DIPLOMATIE - L’ambassadeur français, invité du Grand Journal de Canal+ en novembre dernier, prenait alors la défense du dirigeant libyen...
«Kadhafi était un terroriste, il ne l'est plus (…) Dans sa vie, on fait tous des erreurs, et dans sa vie, on a tous le droit au rachat.» L’échange, entre Boris Boillon, alors ambassadeur en Irak, et le journaliste Jean-Michel Apathie, se tient sur le plateau du Grand Journal de Canal+, le 25 novembre dernier. Un appui du jeune diplomate, proche du président de la République, qui fait grincer des dents, alors que le dirigeant libyen réprime aujourd’hui sa population dans le sang.

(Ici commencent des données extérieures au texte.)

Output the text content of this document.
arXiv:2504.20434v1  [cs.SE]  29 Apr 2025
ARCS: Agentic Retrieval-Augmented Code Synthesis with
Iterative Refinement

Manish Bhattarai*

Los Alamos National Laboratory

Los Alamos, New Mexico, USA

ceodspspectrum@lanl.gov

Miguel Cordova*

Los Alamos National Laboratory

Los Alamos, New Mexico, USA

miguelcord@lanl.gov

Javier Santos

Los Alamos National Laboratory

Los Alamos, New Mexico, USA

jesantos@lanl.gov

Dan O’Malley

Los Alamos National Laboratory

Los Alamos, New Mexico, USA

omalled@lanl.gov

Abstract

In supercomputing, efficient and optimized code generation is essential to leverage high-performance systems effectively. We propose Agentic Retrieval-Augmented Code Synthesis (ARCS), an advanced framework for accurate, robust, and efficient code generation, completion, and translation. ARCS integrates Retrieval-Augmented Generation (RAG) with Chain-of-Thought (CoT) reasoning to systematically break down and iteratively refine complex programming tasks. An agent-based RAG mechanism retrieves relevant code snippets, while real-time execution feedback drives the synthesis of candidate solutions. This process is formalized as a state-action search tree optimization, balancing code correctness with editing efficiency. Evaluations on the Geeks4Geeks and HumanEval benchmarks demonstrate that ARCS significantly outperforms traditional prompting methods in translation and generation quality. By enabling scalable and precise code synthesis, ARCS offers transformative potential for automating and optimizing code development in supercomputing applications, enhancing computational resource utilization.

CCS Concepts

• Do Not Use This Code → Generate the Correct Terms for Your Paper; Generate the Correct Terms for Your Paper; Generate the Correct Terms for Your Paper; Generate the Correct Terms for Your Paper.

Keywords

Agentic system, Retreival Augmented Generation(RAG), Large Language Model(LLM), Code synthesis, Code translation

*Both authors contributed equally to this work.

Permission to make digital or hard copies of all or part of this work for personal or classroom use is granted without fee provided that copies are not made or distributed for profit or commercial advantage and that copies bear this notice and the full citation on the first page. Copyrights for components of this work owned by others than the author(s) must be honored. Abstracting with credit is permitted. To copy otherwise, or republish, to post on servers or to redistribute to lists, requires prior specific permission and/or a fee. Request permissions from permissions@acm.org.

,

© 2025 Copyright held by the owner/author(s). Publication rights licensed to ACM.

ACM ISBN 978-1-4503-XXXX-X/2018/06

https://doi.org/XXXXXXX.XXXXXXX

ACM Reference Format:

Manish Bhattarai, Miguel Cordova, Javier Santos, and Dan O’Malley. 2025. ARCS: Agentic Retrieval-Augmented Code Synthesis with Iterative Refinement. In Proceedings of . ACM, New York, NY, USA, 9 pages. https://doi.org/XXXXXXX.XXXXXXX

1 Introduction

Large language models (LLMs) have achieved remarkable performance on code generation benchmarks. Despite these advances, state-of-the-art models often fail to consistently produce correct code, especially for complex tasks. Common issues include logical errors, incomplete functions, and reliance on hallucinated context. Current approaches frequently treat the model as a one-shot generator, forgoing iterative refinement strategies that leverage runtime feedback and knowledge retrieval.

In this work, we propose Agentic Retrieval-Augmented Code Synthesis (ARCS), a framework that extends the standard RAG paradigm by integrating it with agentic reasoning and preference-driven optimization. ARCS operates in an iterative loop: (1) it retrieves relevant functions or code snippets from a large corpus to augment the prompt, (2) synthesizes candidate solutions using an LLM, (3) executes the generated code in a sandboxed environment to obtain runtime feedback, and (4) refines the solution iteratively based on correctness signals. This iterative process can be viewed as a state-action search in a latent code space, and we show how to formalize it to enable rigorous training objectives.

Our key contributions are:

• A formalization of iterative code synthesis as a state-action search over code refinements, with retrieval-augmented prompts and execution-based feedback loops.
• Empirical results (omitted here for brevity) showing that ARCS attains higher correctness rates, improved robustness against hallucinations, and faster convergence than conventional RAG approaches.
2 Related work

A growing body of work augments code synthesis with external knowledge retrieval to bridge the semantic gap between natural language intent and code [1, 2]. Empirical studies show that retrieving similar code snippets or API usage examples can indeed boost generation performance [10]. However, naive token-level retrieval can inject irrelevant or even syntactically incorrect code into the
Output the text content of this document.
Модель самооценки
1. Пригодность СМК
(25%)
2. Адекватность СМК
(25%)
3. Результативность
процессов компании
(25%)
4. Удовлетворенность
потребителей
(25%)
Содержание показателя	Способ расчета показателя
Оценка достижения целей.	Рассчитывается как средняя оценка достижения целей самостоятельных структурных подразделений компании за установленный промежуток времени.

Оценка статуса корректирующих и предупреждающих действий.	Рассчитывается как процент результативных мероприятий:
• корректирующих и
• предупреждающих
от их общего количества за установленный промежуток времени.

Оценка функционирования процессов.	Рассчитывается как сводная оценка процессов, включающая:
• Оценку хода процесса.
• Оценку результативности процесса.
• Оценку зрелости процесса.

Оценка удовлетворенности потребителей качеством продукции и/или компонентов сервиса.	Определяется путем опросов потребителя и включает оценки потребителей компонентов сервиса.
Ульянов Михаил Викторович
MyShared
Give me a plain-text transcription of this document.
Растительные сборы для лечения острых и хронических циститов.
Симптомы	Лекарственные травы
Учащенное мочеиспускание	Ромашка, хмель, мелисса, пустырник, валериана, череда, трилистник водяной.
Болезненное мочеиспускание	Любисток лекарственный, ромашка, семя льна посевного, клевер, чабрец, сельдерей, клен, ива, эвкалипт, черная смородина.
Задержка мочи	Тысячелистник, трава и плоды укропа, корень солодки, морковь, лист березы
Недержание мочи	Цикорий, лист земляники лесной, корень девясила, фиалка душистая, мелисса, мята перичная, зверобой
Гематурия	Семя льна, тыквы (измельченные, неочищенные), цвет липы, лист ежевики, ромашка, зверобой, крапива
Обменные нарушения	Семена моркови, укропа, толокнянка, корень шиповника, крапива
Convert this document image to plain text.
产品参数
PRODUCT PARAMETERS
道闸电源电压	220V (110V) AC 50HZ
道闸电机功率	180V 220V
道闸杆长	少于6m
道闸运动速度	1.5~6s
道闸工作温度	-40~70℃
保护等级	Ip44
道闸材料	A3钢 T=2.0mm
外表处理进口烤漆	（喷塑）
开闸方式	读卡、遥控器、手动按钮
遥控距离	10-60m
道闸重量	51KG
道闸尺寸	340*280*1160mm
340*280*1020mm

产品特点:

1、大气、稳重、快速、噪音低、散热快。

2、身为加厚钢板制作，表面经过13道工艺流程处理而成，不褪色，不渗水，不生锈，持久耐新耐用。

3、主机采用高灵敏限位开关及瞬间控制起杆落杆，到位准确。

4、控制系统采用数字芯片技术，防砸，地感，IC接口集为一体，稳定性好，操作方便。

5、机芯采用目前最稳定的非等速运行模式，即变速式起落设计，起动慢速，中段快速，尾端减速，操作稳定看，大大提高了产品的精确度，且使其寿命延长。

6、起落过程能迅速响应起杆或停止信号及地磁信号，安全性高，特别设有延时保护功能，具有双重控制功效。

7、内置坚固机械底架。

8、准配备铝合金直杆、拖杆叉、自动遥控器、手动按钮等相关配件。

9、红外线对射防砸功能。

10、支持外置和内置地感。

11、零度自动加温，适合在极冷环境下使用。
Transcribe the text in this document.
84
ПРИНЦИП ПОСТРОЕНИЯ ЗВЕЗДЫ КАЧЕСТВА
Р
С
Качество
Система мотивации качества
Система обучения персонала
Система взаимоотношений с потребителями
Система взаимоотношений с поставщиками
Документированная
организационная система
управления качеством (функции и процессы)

«Il a fait son autocritique»
Et le diplomate continue: «Mais qui peut se prétendre parangon de vertu et de démocratie?... Je ne suis pas un avocat, il ne faut pas laisser court aux clichés.» Selon Boris Boillon, le dirigeant –lié notamment à l’attentat de Lockerbie, en Ecosse, qui a fait 270 morts- a «fait son autocritique». Il aurait donc droit à la réhabilitation…
«Sus aux idées reçues»
Dans ce même extrait, le jeune «Sarkoboy» répond à une question sur sa relation avec le colonel: «Khadafi vous appelle-t-il mon fils?» «Oui». «Et vous le dites comme si c’était normal!». Après l’absolution, surgit le dévoilement d’une proximité affective entre les deux personnalités. Voilà qui réjouira tant la diplomatie française, qui connait depuis plusieurs semaines des ratés, que la population libyenne, actuellement réprimée.